In the April-June period, on average, 11 of its A220s were grounded at any one time, it says, echoing recent challenges faced by other operators of aircraft with PW1000G-family engines.

To offset those groundings, Air Baltic has continued to wet lease-in capacity – largely older A320s – with a number of undesirable consequences, including increased fuel burn, punctuality issues relating to more complex operations, reduced load factors, higher airport and handling charges, lower customer satisfaction, and costs to secure the leases, it says.

Airbus A220

Source: Air Baltic

It estimates that extra costs relating to the leasing-in of aircraft amounted to around €30 million ($33 million) in the second quarter alone. At the beginning of July 2023 – outside the first-half earnings period – it received a €20.4 million “commercial support payment” relating to the engine issues, the carrier says.

Despite its engine challenges, Air Baltic swung to a net profit of €14.6 million for the January-June period, from a loss of €91 million a year ago. EBIT also reached €31.8 million, against a loss of €24.8 million in 2022.

Its record first-half revenue of €291 million was up 52% year on year and 33% over its 2019 figure, helped by ”healthy yields”.

Some 15%, or €45 million, of the carrier’s revenue came from ACMI lease deals with other airlines. Air Baltic had previously indicated that it would wet lease-out up to 14 of its A220s for the summer season, as its own markets felt the impact of the Ukraine war in particular.

The war has had a significant impact on transfer passengers in its own operations, the airline says, with such travellers accounting for 29% of the total in the second quarter of this year, versus 46% in 2019. Amid that change in passenger dynamic, Air Baltic is “gradually shifting away” from its hub-and-spoke model at Riga, it says, towards more point-to-point services.
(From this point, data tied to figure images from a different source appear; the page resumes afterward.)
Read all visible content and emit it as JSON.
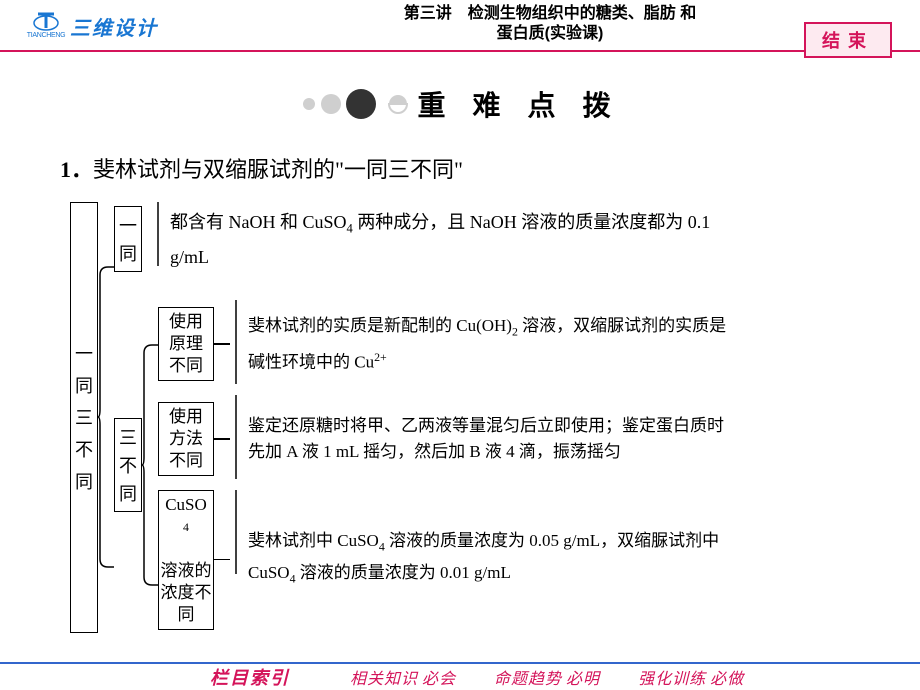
{
  "colors": {
    "brand_magenta": "#d4145a",
    "brand_blue": "#1976d2",
    "footer_border": "#3366cc",
    "text": "#000000",
    "end_bg": "#fdeaf0",
    "bg": "#ffffff"
  },
  "typography": {
    "body_font": "SimSun",
    "brand_font": "KaiTi",
    "title_font": "KaiTi",
    "title_fontsize": 28,
    "body_fontsize": 18,
    "label3_fontsize": 17
  },
  "header": {
    "logo_cn": "三维设计",
    "logo_en": "TIANCHENG",
    "title_line1": "第三讲　检测生物组织中的糖类、脂肪 和",
    "title_line2": "蛋白质(实验课)",
    "end_button": "结束"
  },
  "title_banner": {
    "text": "重 难 点 拨",
    "circle_colors": [
      "#cfcfcf",
      "#cfcfcf",
      "#333333",
      "#cfcfcf"
    ],
    "circle_radii": [
      6,
      10,
      15,
      9
    ]
  },
  "section": {
    "number": "1．",
    "heading": "斐林试剂与双缩脲试剂的\"一同三不同\""
  },
  "diagram": {
    "root_label": [
      "一",
      "同",
      "三",
      "不",
      "同"
    ],
    "branches": [
      {
        "label": [
          "一",
          "同"
        ],
        "content_html": "都含有 NaOH 和 CuSO<sub>4</sub> 两种成分，且 NaOH 溶液的质量浓度都为 0.1 g/mL"
      },
      {
        "label": [
          "三",
          "不",
          "同"
        ],
        "children": [
          {
            "label_html": "使用<br>原理<br>不同",
            "content_html": "斐林试剂的实质是新配制的 Cu(OH)<sub>2</sub> 溶液，双缩脲试剂的实质是碱性环境中的 Cu<sup>2+</sup>"
          },
          {
            "label_html": "使用<br>方法<br>不同",
            "content_html": "鉴定还原糖时将甲、乙两液等量混匀后立即使用；鉴定蛋白质时先加 A 液 1 mL 摇匀，然后加 B 液 4 滴，振荡摇匀"
          },
          {
            "label_html": "CuSO<sub>4</sub><br>溶液的<br>浓度不同",
            "content_html": "斐林试剂中 CuSO<sub>4</sub> 溶液的质量浓度为 0.05 g/mL，双缩脲试剂中 CuSO<sub>4</sub> 溶液的质量浓度为 0.01 g/mL"
          }
        ]
      }
    ],
    "border_color": "#000000",
    "border_width": 1.5
  },
  "footer": {
    "label": "栏目索引",
    "links": [
      {
        "a": "相关知识",
        "b": "必会"
      },
      {
        "a": "命题趋势",
        "b": "必明"
      },
      {
        "a": "强化训练",
        "b": "必做"
      }
    ]
  }
}
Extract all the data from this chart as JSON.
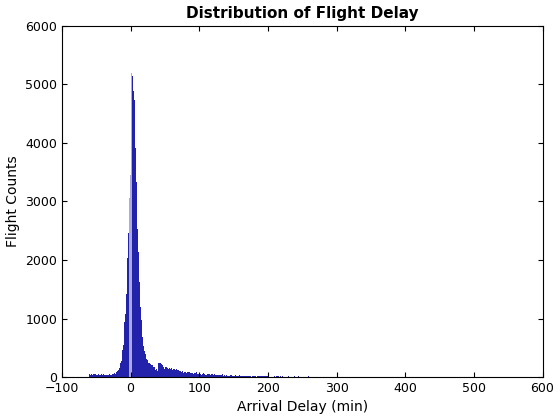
{
  "title": "Distribution of Flight Delay",
  "xlabel": "Arrival Delay (min)",
  "ylabel": "Flight Counts",
  "xlim": [
    -100,
    600
  ],
  "ylim": [
    0,
    6000
  ],
  "xticks": [
    -100,
    0,
    100,
    200,
    300,
    400,
    500,
    600
  ],
  "yticks": [
    0,
    1000,
    2000,
    3000,
    4000,
    5000,
    6000
  ],
  "bar_color": "#2222AA",
  "bar_color_light": "#AAAADD",
  "background_color": "#ffffff",
  "title_fontsize": 11,
  "label_fontsize": 10,
  "figsize": [
    5.6,
    4.2
  ],
  "dpi": 100
}
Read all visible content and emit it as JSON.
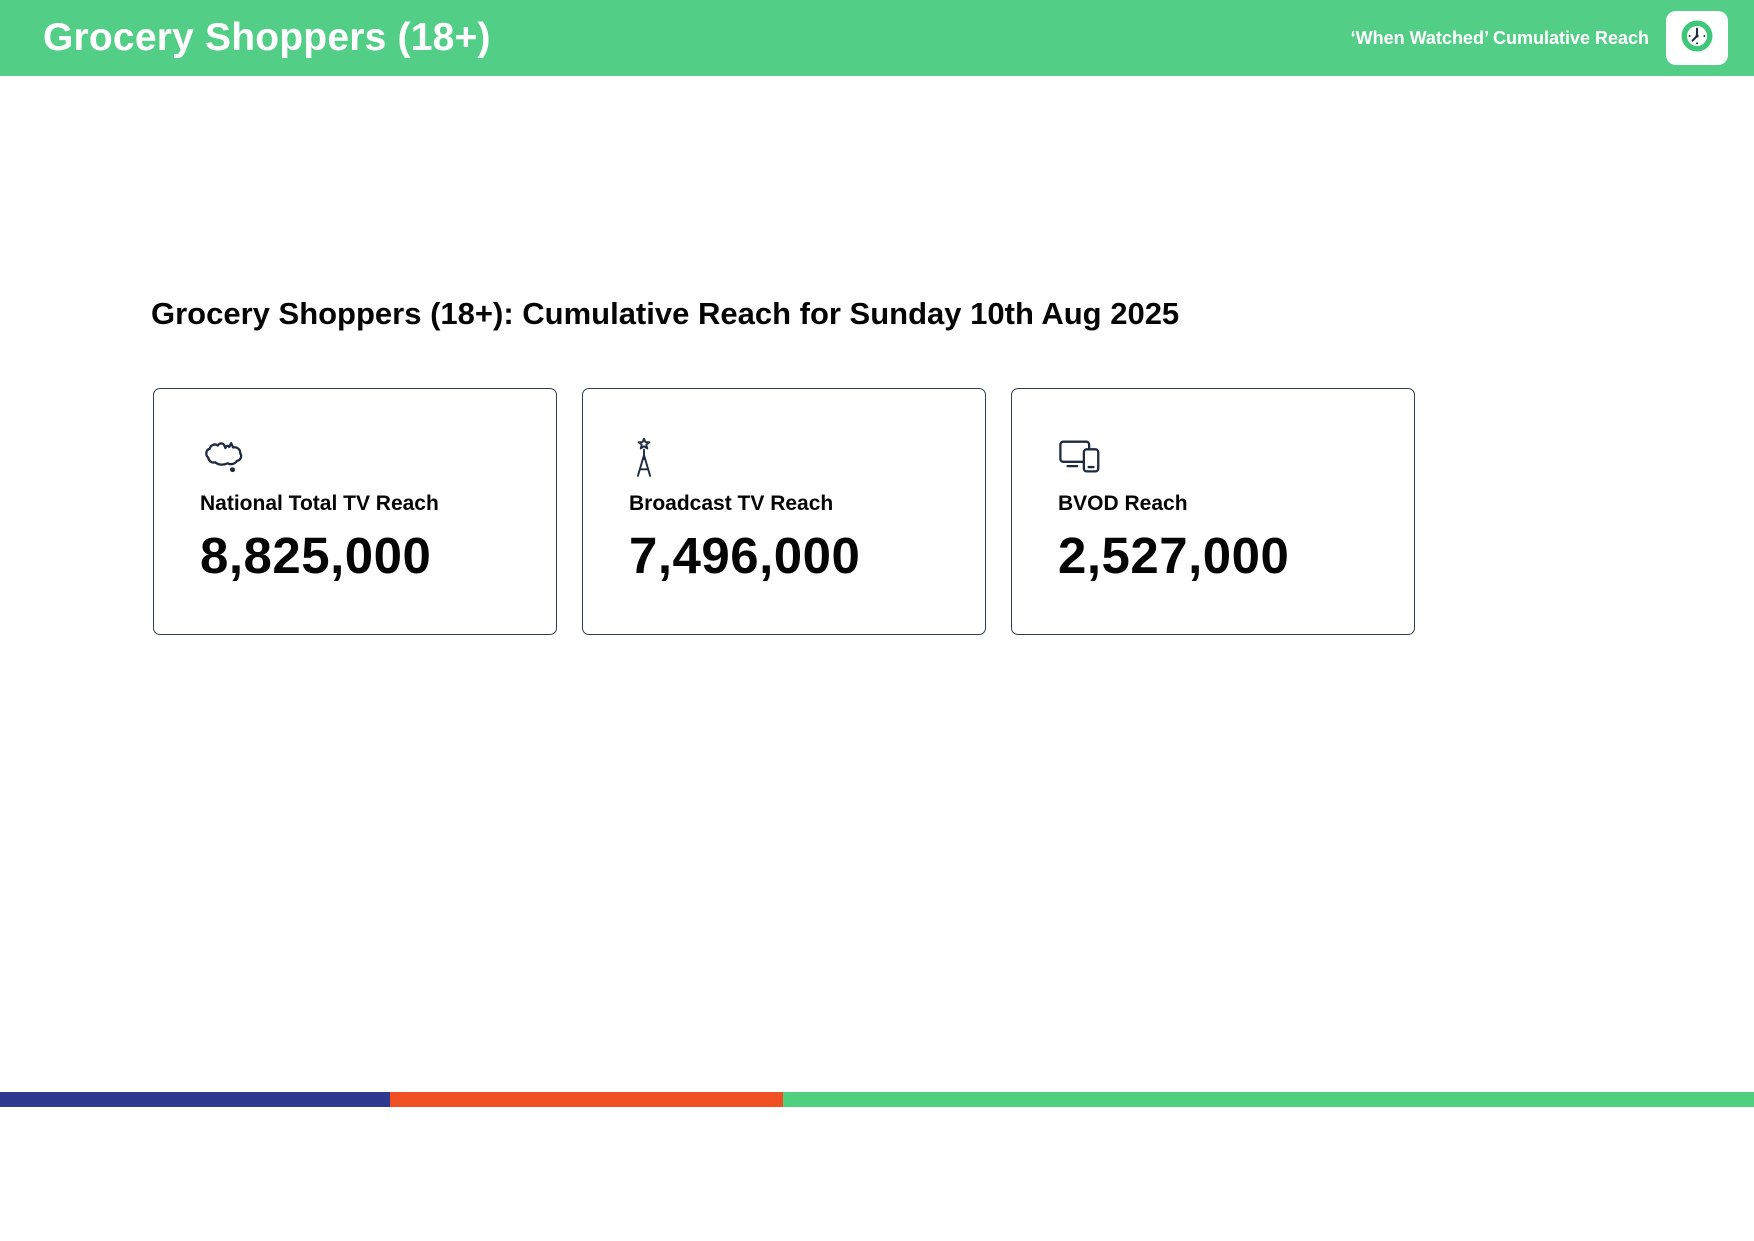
{
  "colors": {
    "header_bg": "#52CE87",
    "icon_navy": "#1E2A40",
    "card_border": "#2F3E54",
    "badge_circle": "#3EC77B",
    "footer_blue": "#2E3A8F",
    "footer_orange": "#F04F24",
    "footer_green": "#4ED07F"
  },
  "header": {
    "title": "Grocery Shoppers (18+)",
    "right_label": "‘When Watched’ Cumulative Reach"
  },
  "main": {
    "heading": "Grocery Shoppers (18+): Cumulative Reach for Sunday 10th Aug 2025",
    "cards": [
      {
        "icon": "australia-map-icon",
        "label": "National Total TV Reach",
        "value": "8,825,000"
      },
      {
        "icon": "broadcast-tower-icon",
        "label": "Broadcast TV Reach",
        "value": "7,496,000"
      },
      {
        "icon": "tv-devices-icon",
        "label": "BVOD Reach",
        "value": "2,527,000"
      }
    ]
  },
  "footer": {
    "segments": [
      {
        "name": "blue",
        "color": "#2E3A8F",
        "width_pct": 22.23
      },
      {
        "name": "orange",
        "color": "#F04F24",
        "width_pct": 22.41
      },
      {
        "name": "green",
        "color": "#4ED07F",
        "width_pct": 55.36
      }
    ]
  }
}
This will help to improve its aircraft utilisation, which was 7.3 block hours in the second quarter of this year, versus 9.6 per day in 2019.

Air Baltic carried 2 million passengers across the six months, which marks a 52% rise year on year but still lags its performance in 2019 by around 200,000.

It ended the first half with 42 Airbus A220-300s in its fleet and expects to have 50 by the end of 2024, completing deliveries under its firm order. 

The carrier’s net debt grew by 11% year on year, reaching €1.1 billion – a 72% rise since 2019.